Treatment Before Collapse
The goal of early treatment is to preserve the natural femoral head and prevent collapse. The most common surgical option for early-stage disease is core decompression, a procedure where a surgeon drills one or more small channels into the femoral head to relieve pressure inside the bone and encourage new blood vessel growth. Success rates depend heavily on the stage at the time of surgery: 84% for Stage 1 hips, 63% for Stage 2, and only 29% for Stage 3. For Stage 1 disease, core decompression significantly outperforms conservative (non-surgical) management, which has a 61% success rate.

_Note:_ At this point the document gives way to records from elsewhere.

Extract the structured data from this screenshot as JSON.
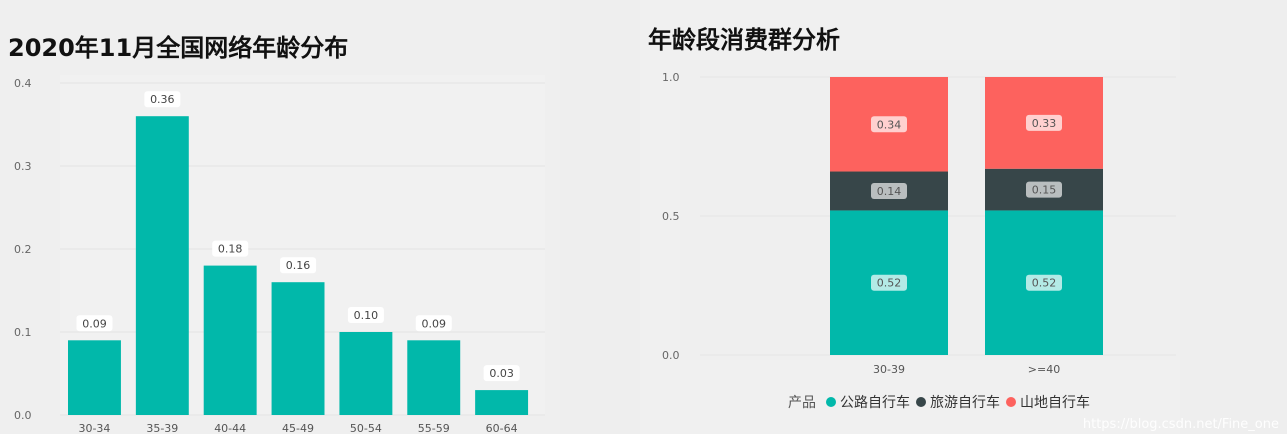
{
  "left_panel": {
    "title": "2020年11月全国网络年龄分布"
  },
  "right_panel": {
    "title": "年龄段消费群分析"
  },
  "legend": {
    "title": "产品",
    "items": [
      {
        "label": "公路自行车",
        "color": "#01b8aa"
      },
      {
        "label": "旅游自行车",
        "color": "#374649"
      },
      {
        "label": "山地自行车",
        "color": "#fd625e"
      }
    ]
  },
  "watermark": "https://blog.csdn.net/Fine_one",
  "chart_data": [
    {
      "type": "bar",
      "title": "2020年11月全国网络年龄分布",
      "categories": [
        "30-34",
        "35-39",
        "40-44",
        "45-49",
        "50-54",
        "55-59",
        "60-64"
      ],
      "values": [
        0.09,
        0.36,
        0.18,
        0.16,
        0.1,
        0.09,
        0.03
      ],
      "data_labels": [
        "0.09",
        "0.36",
        "0.18",
        "0.16",
        "0.10",
        "0.09",
        "0.03"
      ],
      "y_ticks": [
        "0.0",
        "0.1",
        "0.2",
        "0.3",
        "0.4"
      ],
      "ylim": [
        0,
        0.4
      ],
      "bar_color": "#01b8aa",
      "grid": true
    },
    {
      "type": "bar",
      "stacked": true,
      "title": "年龄段消费群分析",
      "categories": [
        "30-39",
        ">=40"
      ],
      "series": [
        {
          "name": "公路自行车",
          "values": [
            0.52,
            0.52
          ],
          "data_labels": [
            "0.52",
            "0.52"
          ],
          "color": "#01b8aa"
        },
        {
          "name": "旅游自行车",
          "values": [
            0.14,
            0.15
          ],
          "data_labels": [
            "0.14",
            "0.15"
          ],
          "color": "#374649"
        },
        {
          "name": "山地自行车",
          "values": [
            0.34,
            0.33
          ],
          "data_labels": [
            "0.34",
            "0.33"
          ],
          "color": "#fd625e"
        }
      ],
      "y_ticks": [
        "0.0",
        "0.5",
        "1.0"
      ],
      "ylim": [
        0,
        1
      ],
      "legend_position": "bottom",
      "grid": true
    }
  ]
}
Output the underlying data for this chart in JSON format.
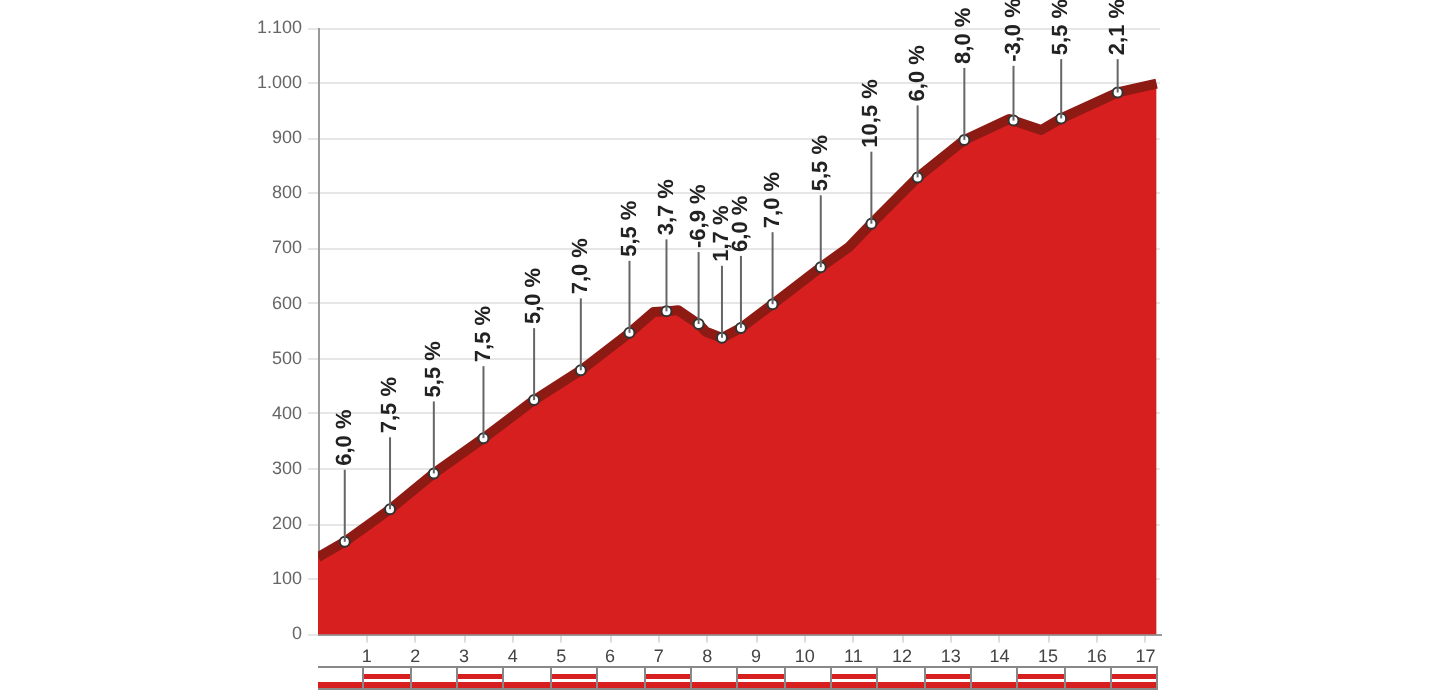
{
  "chart_data": {
    "type": "area",
    "color": "#d81f1f",
    "x": [
      0,
      0.55,
      1.48,
      2.38,
      3.4,
      4.44,
      5.4,
      6.4,
      6.9,
      7.16,
      7.4,
      7.82,
      7.97,
      8.3,
      8.69,
      9.34,
      10.33,
      10.9,
      11.37,
      12.32,
      13.28,
      14.2,
      14.29,
      14.86,
      15.27,
      16.43,
      17.23
    ],
    "values": [
      140,
      168,
      227,
      292,
      356,
      425,
      479,
      547,
      585,
      586,
      588,
      563,
      549,
      538,
      556,
      599,
      666,
      702,
      745,
      829,
      897,
      935,
      932,
      915,
      936,
      983,
      999
    ],
    "annotations": [
      {
        "text": "6,0 %",
        "x": 0.55,
        "y": 168
      },
      {
        "text": "7,5 %",
        "x": 1.48,
        "y": 227
      },
      {
        "text": "5,5 %",
        "x": 2.38,
        "y": 292
      },
      {
        "text": "7,5 %",
        "x": 3.4,
        "y": 356
      },
      {
        "text": "5,0 %",
        "x": 4.44,
        "y": 425
      },
      {
        "text": "7,0 %",
        "x": 5.4,
        "y": 479
      },
      {
        "text": "5,5 %",
        "x": 6.4,
        "y": 547
      },
      {
        "text": "3,7 %",
        "x": 7.16,
        "y": 586
      },
      {
        "text": "-6,9 %",
        "x": 7.82,
        "y": 563
      },
      {
        "text": "1,7 %",
        "x": 8.3,
        "y": 538
      },
      {
        "text": "6,0 %",
        "x": 8.69,
        "y": 556
      },
      {
        "text": "7,0 %",
        "x": 9.34,
        "y": 599
      },
      {
        "text": "5,5 %",
        "x": 10.33,
        "y": 666
      },
      {
        "text": "10,5 %",
        "x": 11.37,
        "y": 745
      },
      {
        "text": "6,0 %",
        "x": 12.32,
        "y": 829
      },
      {
        "text": "8,0 %",
        "x": 13.28,
        "y": 897
      },
      {
        "text": "-3,0 %",
        "x": 14.29,
        "y": 932
      },
      {
        "text": "5,5 %",
        "x": 15.27,
        "y": 936
      },
      {
        "text": "2,1 %",
        "x": 16.43,
        "y": 983
      }
    ],
    "xlim": [
      0,
      17.3
    ],
    "xticks": [
      1,
      2,
      3,
      4,
      5,
      6,
      7,
      8,
      9,
      10,
      11,
      12,
      13,
      14,
      15,
      16,
      17
    ],
    "ylim": [
      0,
      1100
    ],
    "yticks": [
      {
        "value": 0,
        "label": "0"
      },
      {
        "value": 100,
        "label": "100"
      },
      {
        "value": 200,
        "label": "200"
      },
      {
        "value": 300,
        "label": "300"
      },
      {
        "value": 400,
        "label": "400"
      },
      {
        "value": 500,
        "label": "500"
      },
      {
        "value": 600,
        "label": "600"
      },
      {
        "value": 700,
        "label": "700"
      },
      {
        "value": 800,
        "label": "800"
      },
      {
        "value": 900,
        "label": "900"
      },
      {
        "value": 1000,
        "label": "1.000"
      },
      {
        "value": 1100,
        "label": "1.100"
      }
    ],
    "grid": "y",
    "legend": false,
    "marker": "circle"
  }
}
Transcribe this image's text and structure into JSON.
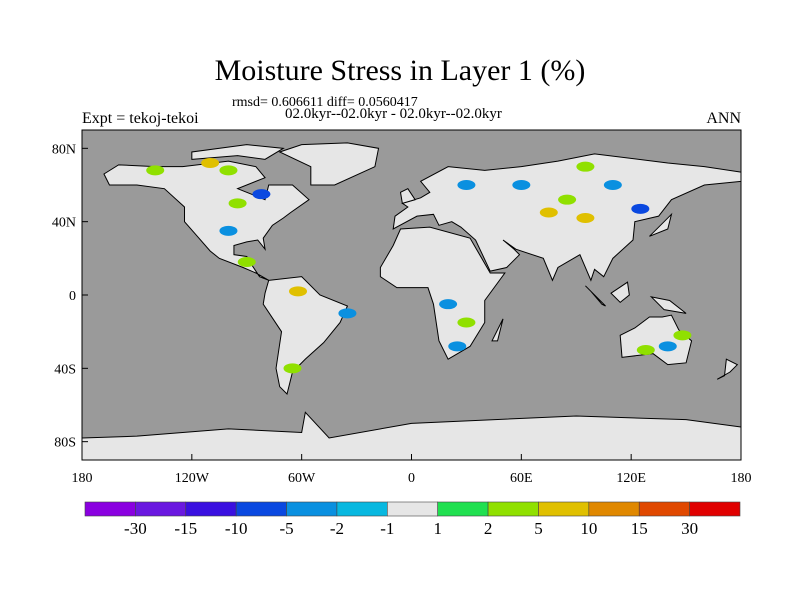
{
  "title": "Moisture Stress in Layer 1 (%)",
  "stats": "rmsd= 0.606611 diff= 0.0560417",
  "period": "02.0kyr--02.0kyr - 02.0kyr--02.0kyr",
  "experiment": "Expt = tekoj-tekoi",
  "season": "ANN",
  "colors": {
    "ocean": "#9a9a9a",
    "land": "#e6e6e6",
    "coast": "#000000"
  },
  "map": {
    "lon_range": [
      -180,
      180
    ],
    "lat_range": [
      -90,
      90
    ],
    "lon_ticks": [
      {
        "v": -180,
        "label": "180"
      },
      {
        "v": -120,
        "label": "120W"
      },
      {
        "v": -60,
        "label": "60W"
      },
      {
        "v": 0,
        "label": "0"
      },
      {
        "v": 60,
        "label": "60E"
      },
      {
        "v": 120,
        "label": "120E"
      },
      {
        "v": 180,
        "label": "180"
      }
    ],
    "lat_ticks": [
      {
        "v": 80,
        "label": "80N"
      },
      {
        "v": 40,
        "label": "40N"
      },
      {
        "v": 0,
        "label": "0"
      },
      {
        "v": -40,
        "label": "40S"
      },
      {
        "v": -80,
        "label": "80S"
      }
    ],
    "anomaly_patches": [
      {
        "lon": -140,
        "lat": 68,
        "level": "2"
      },
      {
        "lon": -110,
        "lat": 72,
        "level": "5"
      },
      {
        "lon": -100,
        "lat": 68,
        "level": "2"
      },
      {
        "lon": -82,
        "lat": 55,
        "level": "-5"
      },
      {
        "lon": -95,
        "lat": 50,
        "level": "2"
      },
      {
        "lon": -100,
        "lat": 35,
        "level": "-2"
      },
      {
        "lon": -90,
        "lat": 18,
        "level": "2"
      },
      {
        "lon": -62,
        "lat": 2,
        "level": "5"
      },
      {
        "lon": -35,
        "lat": -10,
        "level": "-2"
      },
      {
        "lon": -65,
        "lat": -40,
        "level": "2"
      },
      {
        "lon": 30,
        "lat": 60,
        "level": "-2"
      },
      {
        "lon": 60,
        "lat": 60,
        "level": "-2"
      },
      {
        "lon": 95,
        "lat": 70,
        "level": "2"
      },
      {
        "lon": 85,
        "lat": 52,
        "level": "2"
      },
      {
        "lon": 75,
        "lat": 45,
        "level": "5"
      },
      {
        "lon": 95,
        "lat": 42,
        "level": "5"
      },
      {
        "lon": 125,
        "lat": 47,
        "level": "-5"
      },
      {
        "lon": 110,
        "lat": 60,
        "level": "-2"
      },
      {
        "lon": 20,
        "lat": -5,
        "level": "-2"
      },
      {
        "lon": 30,
        "lat": -15,
        "level": "2"
      },
      {
        "lon": 25,
        "lat": -28,
        "level": "-2"
      },
      {
        "lon": 140,
        "lat": -28,
        "level": "-2"
      },
      {
        "lon": 128,
        "lat": -30,
        "level": "2"
      },
      {
        "lon": 148,
        "lat": -22,
        "level": "2"
      }
    ]
  },
  "colorbar": {
    "colors": [
      "#8a00e0",
      "#6a18e0",
      "#3a10e0",
      "#0a48e0",
      "#0a90e0",
      "#08b8e0",
      "#e6e6e6",
      "#20e050",
      "#90e000",
      "#e0c000",
      "#e08800",
      "#e04800",
      "#e00000"
    ],
    "labels": [
      "-30",
      "-15",
      "-10",
      "-5",
      "-2",
      "-1",
      "1",
      "2",
      "5",
      "10",
      "15",
      "30"
    ]
  }
}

Medications also play a role. Bisphosphonates, drugs that slow bone breakdown, have become a standard treatment option. A 20-year study found that bisphosphonate therapy cut radiographic collapse rates roughly in half compared to untreated patients, reducing them from around 76-80% down to 26-30% at three years. The drugs also reduced the eventual need for hip replacement. Pain relief can begin relatively quickly with intravenous forms, though oral bisphosphonates appear more effective at actually preventing collapse.
When Hip Replacement Becomes Necessary
Once the femoral head has collapsed and arthritis has developed, total hip replacement is typically the only option that reliably restores function. The procedure works well: functional outcome scores are comparable to those seen in patients who get hip replacements for standard osteoarthritis. Most patients regain good mobility and significant pain relief.
However, there are important differences for avascular necrosis patients. A large meta-analysis covering over two million hips found that people who received a hip replacement for avascular necrosis had a statistically higher rate of revision surgery, periprosthetic fracture, and joint infection compared to those who had the procedure for osteoarthritis. The likely explanation is age. The average avascular necrosis patient receiving a hip replacement is about 51 years old, compared to roughly 56 for osteoarthritis patients. Younger, more active patients simply put more wear on their implants over more years, increasing the chance they’ll eventually need a second procedure. This is one reason doctors push hard to preserve the natural hip in earlier stages when possible.